So sorry to hear about this. Thoughts are with you Cat. Thank you for sharing your home via parties and giving me the opportunity to attend my first bbw/fa related event. Forever grateful to Dave and yourself.


----------



## CAMellie (Sep 18, 2014)

Cat,

I'm so very sorry for your losses! I rarely peruse the boards anymore and just now came across this post. As you know, I lost a husband and my mother, too. My only advice to you is this...grieve. Take as long as you need and don't let anyone tell you you're grieving "wrong". 

HUGE HUGS!
Mellie


----------



## Redhotphatgirl (Sep 19, 2014)

JMCGB said:


> So sorry to hear about this. Thoughts are with you Cat. Thank you for sharing your home via parties and giving me the opportunity to attend my first bbw/fa related event. Forever grateful to Dave and yourself.

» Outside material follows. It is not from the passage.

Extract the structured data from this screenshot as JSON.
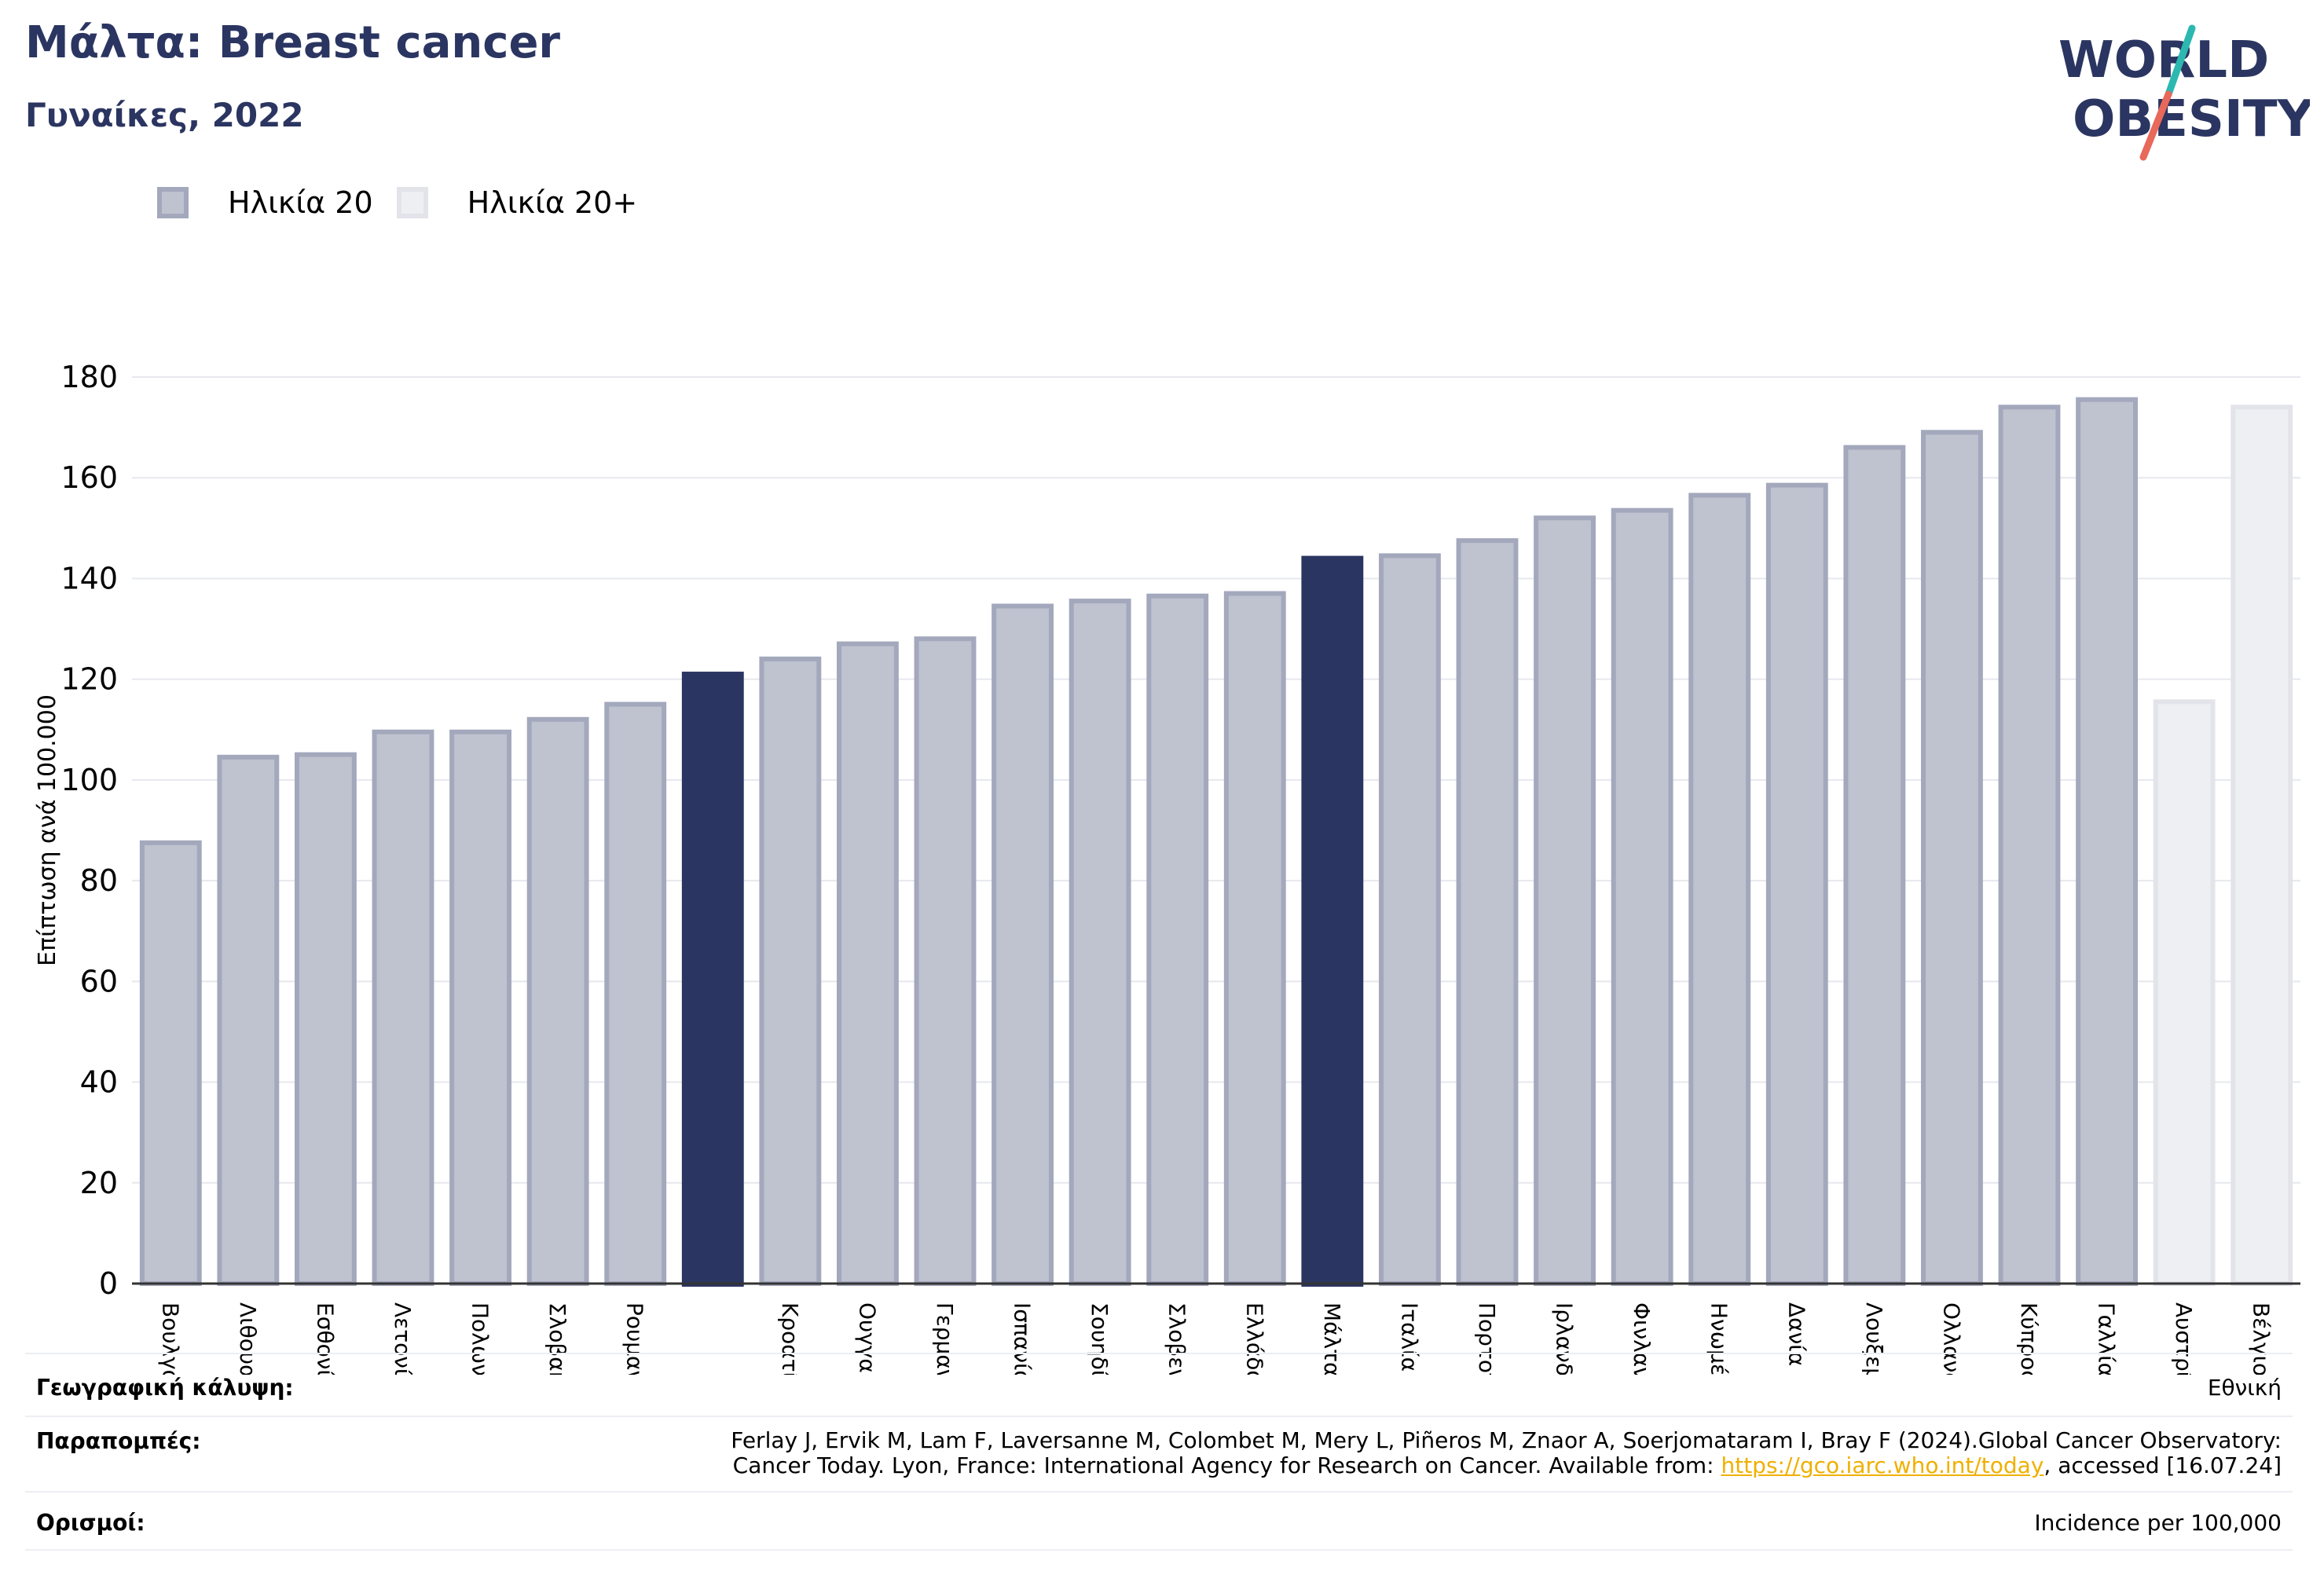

YOU ARE MOST WELCOME thank you


----------



## Redhotphatgirl (Sep 19, 2014)

CAMellie said:


> Cat,
> 
> I'm so very sorry for your losses! I rarely peruse the boards anymore and just now came across this post. As you know, I lost a husband and my mother, too. My only advice to you is this...grieve. Take as long as you need and don't let anyone tell you you're grieving "wrong".
> 
> ...



i am trying to get on but it is hard


----------



## CAMellie (Sep 19, 2014)

Redhotphatgirl said:


> i am trying to get on but it is hard



Unfortunately, it will always be hard. I've made a new life for myself but there isn't a single day that goes by where I don't think about them. Remember to take care of yourself.


----------



## Redhotphatgirl (Sep 26, 2014)

CAMellie said:


> Unfortunately, it will always be hard. I've made a new life for myself but there isn't a single day that goes by where I don't think about them. Remember to take care of yourself.



i have always loved you girl thanks for caring


----------